Q&A: predictive analytics
A major news outlet interviewed me on predictive analytics. Here were my responses.
Data mining is not just for tech companies, in fact it can be especially useful for industries which are not typically thought of to be ‘innovative’ such as agriculture. What are some of the main industries that you think benefit from predictive analysis?
Any industry that collects data can use data mining and statistical modelling.
Agriculture is becoming a heavy user of data science methods, with data being collected on every aspect of crop or livestock health and development. This data is then used to optimize crop rotation, or breeding programs.
Energy companies are now using very sophisticated predictive analytic methods for forecasting energy usage from one day to 20 years ahead. With the widespread installation of smart-meters, we now have available electricity demand data by household throughout the day. This allows better network planning, finding anomalies due to equipment malfunction, etc.
Many companies are collecting data, but not using it effectively. I’ve worked with manufacturing companies that have extremely detailed data on demand for their products right down to store level, but they do almost nothing with the data. This is a waste of resources and useful information. Good predictive modelling will help optimize the supply chain, reduce warehouse costs, have more effective promotions, and so on.
What can predictive analytics tell us that we would be surprised by?
I am frequently surprised when I am on Amazon how good it is at predicting what books I might be interested in. These suggestions are from a “recommendation algorithm” that is based on what books I have bought, or browsed, in the past. I do buy a lot of books, so I’ve provided plenty of data for Amazon to predict my interests. Netflix uses a similar algorithm, although it is not so good in my case because I haven’t watched enough movies and TV for it to learn what I like.
In Pennsylvania, statistical models are being used to predict if someone convicted of a crime is likely to re-offend. This information is being used to determine the length of sentences in some cases. So the time in prison is based not just on what crime the person has committed, but also on what crimes they are predicted to commit in the future.
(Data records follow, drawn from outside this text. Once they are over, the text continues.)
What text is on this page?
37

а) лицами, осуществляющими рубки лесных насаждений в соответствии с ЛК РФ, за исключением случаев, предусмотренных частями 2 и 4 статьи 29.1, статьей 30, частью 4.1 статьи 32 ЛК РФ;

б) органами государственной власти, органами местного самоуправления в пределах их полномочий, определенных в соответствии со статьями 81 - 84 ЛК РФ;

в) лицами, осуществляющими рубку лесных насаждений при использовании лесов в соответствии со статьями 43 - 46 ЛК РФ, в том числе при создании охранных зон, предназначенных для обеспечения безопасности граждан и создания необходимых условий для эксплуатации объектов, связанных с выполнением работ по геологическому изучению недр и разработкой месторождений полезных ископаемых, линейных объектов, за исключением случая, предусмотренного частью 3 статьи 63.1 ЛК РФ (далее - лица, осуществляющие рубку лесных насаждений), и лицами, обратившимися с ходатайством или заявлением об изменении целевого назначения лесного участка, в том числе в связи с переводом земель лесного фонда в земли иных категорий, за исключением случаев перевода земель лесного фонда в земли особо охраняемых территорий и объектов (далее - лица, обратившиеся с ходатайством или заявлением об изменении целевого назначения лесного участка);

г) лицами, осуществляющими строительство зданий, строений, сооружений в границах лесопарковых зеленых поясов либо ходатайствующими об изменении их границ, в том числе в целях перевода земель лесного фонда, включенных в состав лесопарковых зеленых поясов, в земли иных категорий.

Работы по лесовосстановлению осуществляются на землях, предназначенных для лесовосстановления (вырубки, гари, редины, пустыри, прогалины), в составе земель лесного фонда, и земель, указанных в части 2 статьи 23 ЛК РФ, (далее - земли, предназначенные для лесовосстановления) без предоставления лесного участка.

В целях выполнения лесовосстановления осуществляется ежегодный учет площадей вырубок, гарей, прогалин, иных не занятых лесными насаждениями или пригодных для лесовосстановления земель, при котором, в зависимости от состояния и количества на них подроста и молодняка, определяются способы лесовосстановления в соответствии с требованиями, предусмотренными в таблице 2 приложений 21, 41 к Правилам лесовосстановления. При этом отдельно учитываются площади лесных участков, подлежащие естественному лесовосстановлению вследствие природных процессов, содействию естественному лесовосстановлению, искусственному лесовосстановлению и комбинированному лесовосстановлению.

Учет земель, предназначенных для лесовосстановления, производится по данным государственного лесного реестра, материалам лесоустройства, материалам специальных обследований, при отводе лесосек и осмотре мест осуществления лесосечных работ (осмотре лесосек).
A related project is to predict at the time someone is born, how likely it is that they will commit a crime before they turn 18, based on the history of the child’s parents, their socio-economic status, where they live, and so on. The big question, of course, is how will those predictions be used?
Are there limits to how much data we can mine and what it can tell us?
The data sets that are being mined are getting larger every year. Google handles data sets involving every search query from every user in the world for many years. The data set is so large that it has to be distributed across thousands of separate computers just to store it. Once a data set is too large for an individual computer to handle, we need to use a different set of tools for data analysis. There has been a lot of work in recent years on making analysis on distributed data sets easier. It is hard to see that there would be a limit to the amount of data that could be stored.
Where we can record data frequently, we can usually do good predictive modelling. But there are situations where it is simply not possible to get enough data. For example, we are currently very bad at predicting economies. The problem is that economies change so slowly that we don’t have a very long history of data to work with. There is not much point using data more frequently than quarterly or monthly, because economic variables such as the GDP and unemployment rates do not change that quickly. Even if we combine data from similar countries, we do not have enough data to develop a good predictive model. We supplement our data with economic theory, but still the results are not very accurate. This situation is unlikely to improve in the future, because we are never going to get enough data.
There are also some things that are not amenable to data analysis, at least using currently available tools. For example, how to compose a symphony, or write beautiful poetry. Most likely the analytic tools will eventually develop to the point where computers can write great music and beautiful poetry, but we are a long way off that right now. Not so long ago it was thought impossible for a computer to beat a person at the game GO, or drive a car in traffic, and both are now possible. Maybe, one day, you will be driven around by your car, listening to music composed by your phone.